Sienna rang sich ein Lächeln ab, während Gadreel die Frau praktisch gar nicht beachtete. Doch eigentlich war es ohnehin egal. Sie mussten zusehen, dass sie von hier wegkamen, bestimmt würde die alte Frau sofort die Polizei rufen. Nachdem sie aus dem Fahrstuhl getreten waren und sich auf den Ausgang zubewegten, konnte Sienna den Blick der Frau spüren, der sich regelrecht in ihren Rücken brannte.

„Du solltest den Reißverschluss deines Sweatshirt zuziehen", meinte Sienna dann, als die Haustür hinter ihnen ins Schloss gefallen war, „so ziehst du die Aufmerksamkeit auf dich."

Gadreel blickte an sich hinunter und tat, worum sie ihn gebeten hatte. Da bemerkte Sienna Sam und Castiel in einem Wagen sitzen. Sie musste unvermittelt grinsen, als sie darauf zuging. Es war ein goldener Lincoln aus den späten Siebzigern, der ziemlich protzig war. Nachdem Gadreel und sie eingestiegen waren und Sam losfuhr, konnte Sienna sich einen Kommentar nicht verkneifen.

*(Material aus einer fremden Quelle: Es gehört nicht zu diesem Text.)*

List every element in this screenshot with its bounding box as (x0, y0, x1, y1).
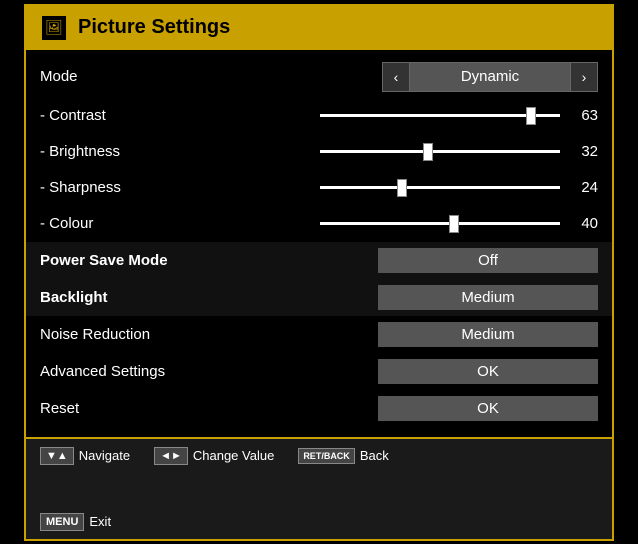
option-row[interactable]: Backlight Medium (26, 279, 612, 316)
slider-control[interactable]: 24 (320, 179, 598, 196)
exit-label: Exit (89, 514, 111, 529)
slider-label: - Sharpness (40, 179, 320, 196)
slider-row[interactable]: - Colour 40 (26, 206, 612, 242)
option-label: Backlight (40, 289, 320, 306)
footer-menu: MENU Exit (40, 513, 111, 531)
mode-control[interactable]: ‹ Dynamic › (382, 62, 598, 92)
slider-track[interactable] (320, 150, 560, 153)
slider-row[interactable]: - Contrast 63 (26, 98, 612, 134)
picture-settings-panel: 🖼 Picture Settings Mode ‹ Dynamic › - Co… (24, 4, 614, 541)
slider-control[interactable]: 40 (320, 215, 598, 232)
option-row[interactable]: Advanced Settings OK (26, 353, 612, 390)
slider-thumb[interactable] (526, 107, 536, 125)
slider-value: 32 (570, 143, 598, 160)
slider-label: - Colour (40, 215, 320, 232)
panel-icon: 🖼 (40, 14, 68, 42)
slider-control[interactable]: 32 (320, 143, 598, 160)
mode-label: Mode (40, 68, 320, 85)
mode-row[interactable]: Mode ‹ Dynamic › (26, 56, 612, 98)
option-label: Advanced Settings (40, 363, 320, 380)
mode-arrow-left[interactable]: ‹ (382, 62, 410, 92)
option-value: OK (378, 396, 598, 421)
panel-header: 🖼 Picture Settings (26, 6, 612, 50)
slider-track[interactable] (320, 222, 560, 225)
footer-change: ◄► Change Value (154, 447, 274, 465)
footer-navigate: ▼▲ Navigate (40, 447, 130, 465)
option-value: Medium (378, 322, 598, 347)
option-row[interactable]: Power Save Mode Off (26, 242, 612, 279)
change-label: Change Value (193, 448, 274, 463)
option-row[interactable]: Noise Reduction Medium (26, 316, 612, 353)
slider-thumb[interactable] (423, 143, 433, 161)
slider-value: 40 (570, 215, 598, 232)
slider-thumb[interactable] (449, 215, 459, 233)
slider-value: 63 (570, 107, 598, 124)
slider-row[interactable]: - Brightness 32 (26, 134, 612, 170)
back-key-icon: RET/BACK (298, 448, 355, 464)
option-label: Reset (40, 400, 320, 417)
mode-value: Dynamic (410, 62, 570, 92)
menu-key-icon: MENU (40, 513, 84, 531)
slider-row[interactable]: - Sharpness 24 (26, 170, 612, 206)
settings-body: Mode ‹ Dynamic › - Contrast 63 - Brightn… (26, 50, 612, 427)
change-keys-icon: ◄► (154, 447, 188, 465)
slider-track[interactable] (320, 114, 560, 117)
option-row[interactable]: Reset OK (26, 390, 612, 427)
slider-value: 24 (570, 179, 598, 196)
option-value: Off (378, 248, 598, 273)
navigate-keys-icon: ▼▲ (40, 447, 74, 465)
option-rows: Power Save Mode Off Backlight Medium Noi… (26, 242, 612, 427)
navigate-label: Navigate (79, 448, 130, 463)
mode-arrow-right[interactable]: › (570, 62, 598, 92)
panel-title: Picture Settings (78, 16, 230, 39)
option-label: Power Save Mode (40, 252, 320, 269)
slider-label: - Brightness (40, 143, 320, 160)
slider-control[interactable]: 63 (320, 107, 598, 124)
option-label: Noise Reduction (40, 326, 320, 343)
slider-thumb[interactable] (397, 179, 407, 197)
slider-track[interactable] (320, 186, 560, 189)
footer: ▼▲ Navigate ◄► Change Value RET/BACK Bac… (26, 437, 612, 539)
option-value: OK (378, 359, 598, 384)
back-label: Back (360, 448, 389, 463)
option-value: Medium (378, 285, 598, 310)
slider-rows: - Contrast 63 - Brightness 32 - Sharpnes… (26, 98, 612, 242)
slider-label: - Contrast (40, 107, 320, 124)
footer-back: RET/BACK Back (298, 448, 388, 464)
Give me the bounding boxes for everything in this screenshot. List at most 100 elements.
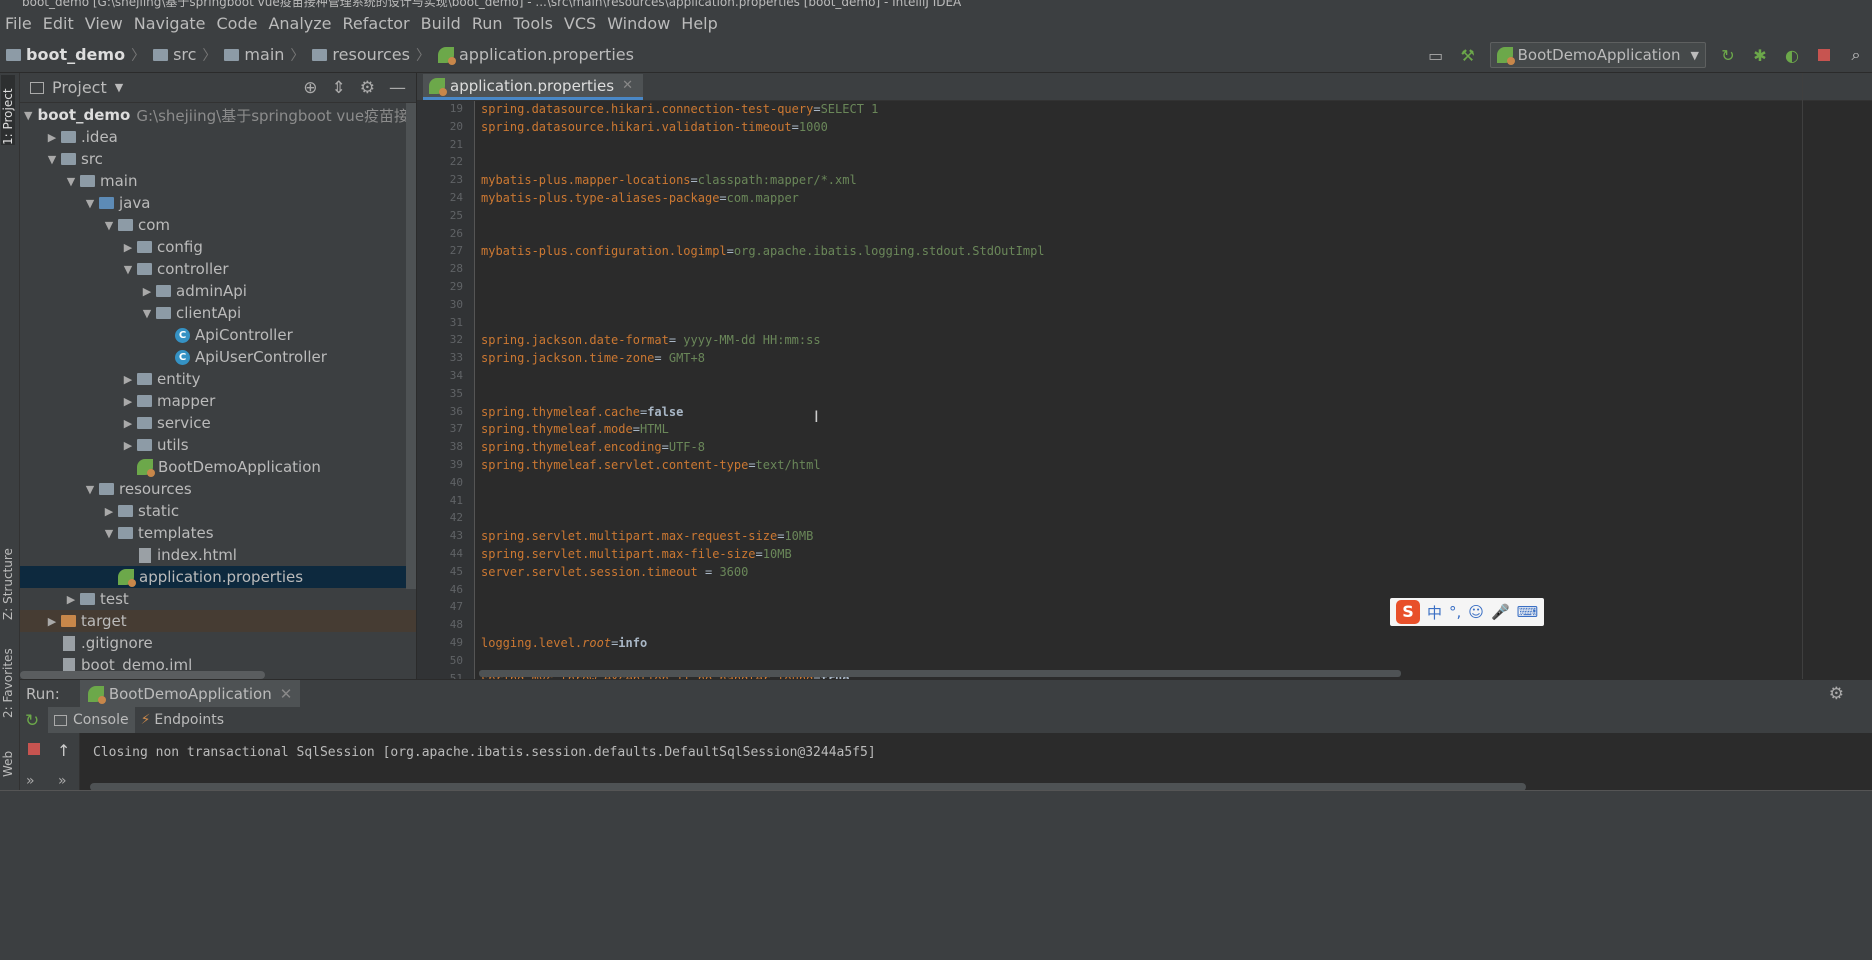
tree-item-templates[interactable]: ▼ templates	[20, 522, 416, 544]
tree-item-src[interactable]: ▼ src	[20, 148, 416, 170]
structure-tool-tab[interactable]: Z: Structure	[1, 535, 15, 620]
breadcrumb-file[interactable]: application.properties	[437, 45, 634, 65]
web-tool-tab[interactable]: Web	[1, 741, 15, 777]
menu-vcs[interactable]: VCS	[561, 14, 604, 33]
breadcrumb-resources[interactable]: resources 〉	[312, 45, 434, 65]
menu-edit[interactable]: Edit	[40, 14, 82, 33]
tree-item-idea[interactable]: ▶ .idea	[20, 126, 416, 148]
tree-item-resources[interactable]: ▼ resources	[20, 478, 416, 500]
menu-code[interactable]: Code	[214, 14, 266, 33]
tree-item-com[interactable]: ▼ com	[20, 214, 416, 236]
tree-item-apicontroller[interactable]: C ApiController	[20, 324, 416, 346]
tree-item-adminapi[interactable]: ▶ adminApi	[20, 280, 416, 302]
run-tab-bootdemoapplication[interactable]: BootDemoApplication ✕	[79, 679, 301, 708]
tree-item-config[interactable]: ▶ config	[20, 236, 416, 258]
tree-item-java[interactable]: ▼ java	[20, 192, 416, 214]
close-icon[interactable]: ✕	[622, 78, 633, 93]
select-target-icon[interactable]: ▭	[1425, 44, 1447, 66]
tree-item-clientapi[interactable]: ▼ clientApi	[20, 302, 416, 324]
tree-item-index-html[interactable]: index.html	[20, 544, 416, 566]
expanded-arrow-icon[interactable]: ▼	[119, 263, 137, 276]
menu-help[interactable]: Help	[678, 14, 725, 33]
expanded-arrow-icon[interactable]: ▼	[138, 307, 156, 320]
menu-build[interactable]: Build	[418, 14, 469, 33]
ime-toolbar[interactable]: S 中 °, ☺ 🎤 ⌨	[1390, 598, 1545, 626]
collapsed-arrow-icon[interactable]: ▶	[119, 373, 137, 386]
menu-refactor[interactable]: Refactor	[340, 14, 418, 33]
locate-target-icon[interactable]: ⊕	[303, 78, 317, 98]
microphone-icon[interactable]: 🎤	[1491, 603, 1510, 621]
minimize-icon[interactable]: —	[389, 78, 406, 98]
tree-item-utils[interactable]: ▶ utils	[20, 434, 416, 456]
tree-item-mapper[interactable]: ▶ mapper	[20, 390, 416, 412]
keyboard-icon[interactable]: ⌨	[1517, 603, 1539, 621]
tree-item-application-properties[interactable]: application.properties	[20, 566, 416, 588]
rerun-icon[interactable]: ↻	[25, 711, 39, 731]
close-icon[interactable]: ✕	[280, 685, 293, 703]
gear-icon[interactable]: ⚙	[360, 78, 375, 98]
expanded-arrow-icon[interactable]: ▼	[81, 197, 99, 210]
editor-horizontal-scrollbar[interactable]	[479, 670, 1401, 677]
tree-item-target[interactable]: ▶ target	[20, 610, 416, 632]
project-horizontal-scrollbar[interactable]	[20, 671, 265, 679]
tree-item-gitignore[interactable]: .gitignore	[20, 632, 416, 654]
menu-tools[interactable]: Tools	[511, 14, 561, 33]
scroll-up-icon[interactable]: ↑	[57, 741, 70, 760]
search-icon[interactable]: ⌕	[1845, 44, 1867, 66]
more-icon[interactable]: »	[58, 773, 67, 789]
breadcrumb-main[interactable]: main 〉	[224, 45, 308, 65]
collapsed-arrow-icon[interactable]: ▶	[119, 241, 137, 254]
collapsed-arrow-icon[interactable]: ▶	[119, 395, 137, 408]
run-configuration-select[interactable]: BootDemoApplication ▼	[1489, 42, 1706, 68]
expanded-arrow-icon[interactable]: ▼	[100, 219, 118, 232]
collapse-all-icon[interactable]: ⇕	[332, 78, 346, 98]
menu-analyze[interactable]: Analyze	[265, 14, 339, 33]
tree-item-static[interactable]: ▶ static	[20, 500, 416, 522]
endpoints-tab[interactable]: ⚡ Endpoints	[135, 707, 230, 733]
menu-run[interactable]: Run	[469, 14, 511, 33]
tree-item-boot-demo[interactable]: ▼ boot_demo G:\shejiing\基于springboot vue疫苗…	[20, 104, 416, 126]
gear-icon[interactable]: ⚙	[1829, 684, 1844, 704]
stop-icon[interactable]	[1813, 44, 1835, 66]
tree-item-test[interactable]: ▶ test	[20, 588, 416, 610]
breadcrumb-project[interactable]: boot_demo 〉	[6, 45, 149, 65]
project-panel-title[interactable]: Project	[52, 78, 107, 97]
menu-file[interactable]: File	[2, 14, 40, 33]
project-scrollbar[interactable]	[406, 103, 416, 589]
ime-punct[interactable]: °,	[1449, 603, 1461, 621]
tree-item-apiusercontroller[interactable]: C ApiUserController	[20, 346, 416, 368]
menu-window[interactable]: Window	[604, 14, 678, 33]
console-tab[interactable]: Console	[48, 707, 135, 733]
collapsed-arrow-icon[interactable]: ▶	[43, 615, 61, 628]
emoji-icon[interactable]: ☺	[1468, 603, 1484, 621]
tree-item-bootdemoapplication[interactable]: BootDemoApplication	[20, 456, 416, 478]
expanded-arrow-icon[interactable]: ▼	[24, 109, 32, 122]
tree-item-service[interactable]: ▶ service	[20, 412, 416, 434]
expanded-arrow-icon[interactable]: ▼	[43, 153, 61, 166]
collapsed-arrow-icon[interactable]: ▶	[119, 417, 137, 430]
favorites-tool-tab[interactable]: 2: Favorites	[1, 638, 15, 718]
collapsed-arrow-icon[interactable]: ▶	[119, 439, 137, 452]
menu-view[interactable]: View	[82, 14, 131, 33]
editor-tab-application-properties[interactable]: application.properties ✕	[423, 74, 643, 100]
code-editor[interactable]: spring.datasource.hikari.connection-test…	[475, 101, 1785, 679]
expanded-arrow-icon[interactable]: ▼	[81, 483, 99, 496]
collapsed-arrow-icon[interactable]: ▶	[43, 131, 61, 144]
tree-item-controller[interactable]: ▼ controller	[20, 258, 416, 280]
coverage-icon[interactable]: ◐	[1781, 44, 1803, 66]
collapsed-arrow-icon[interactable]: ▶	[100, 505, 118, 518]
more-icon[interactable]: »	[26, 773, 35, 789]
collapsed-arrow-icon[interactable]: ▶	[138, 285, 156, 298]
stop-icon[interactable]	[28, 743, 40, 755]
debug-icon[interactable]: ✱	[1749, 44, 1771, 66]
chevron-down-icon[interactable]: ▼	[115, 81, 123, 94]
collapsed-arrow-icon[interactable]: ▶	[62, 593, 80, 606]
tree-item-main[interactable]: ▼ main	[20, 170, 416, 192]
breadcrumb-src[interactable]: src 〉	[153, 45, 220, 65]
expanded-arrow-icon[interactable]: ▼	[62, 175, 80, 188]
rerun-icon[interactable]: ↻	[1717, 44, 1739, 66]
expanded-arrow-icon[interactable]: ▼	[100, 527, 118, 540]
ime-mode[interactable]: 中	[1427, 602, 1442, 623]
project-tool-tab[interactable]: 1: Project	[1, 75, 15, 145]
tree-item-entity[interactable]: ▶ entity	[20, 368, 416, 390]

„Ich muss schon sagen, ihr habt einen netten Wagen. Wie viele haben auch deswegen schon für Zuhälter gehalten?", fragte sie grinsend.

Sam warf Castiel einen Blick von der Seite zu.

„Das ist Cas' Wagen", stellte er fest.

„Hätte ich mir denken können. Er hat dieselbe Farbe wie sein Trenchcoat", meinte sie daraufhin.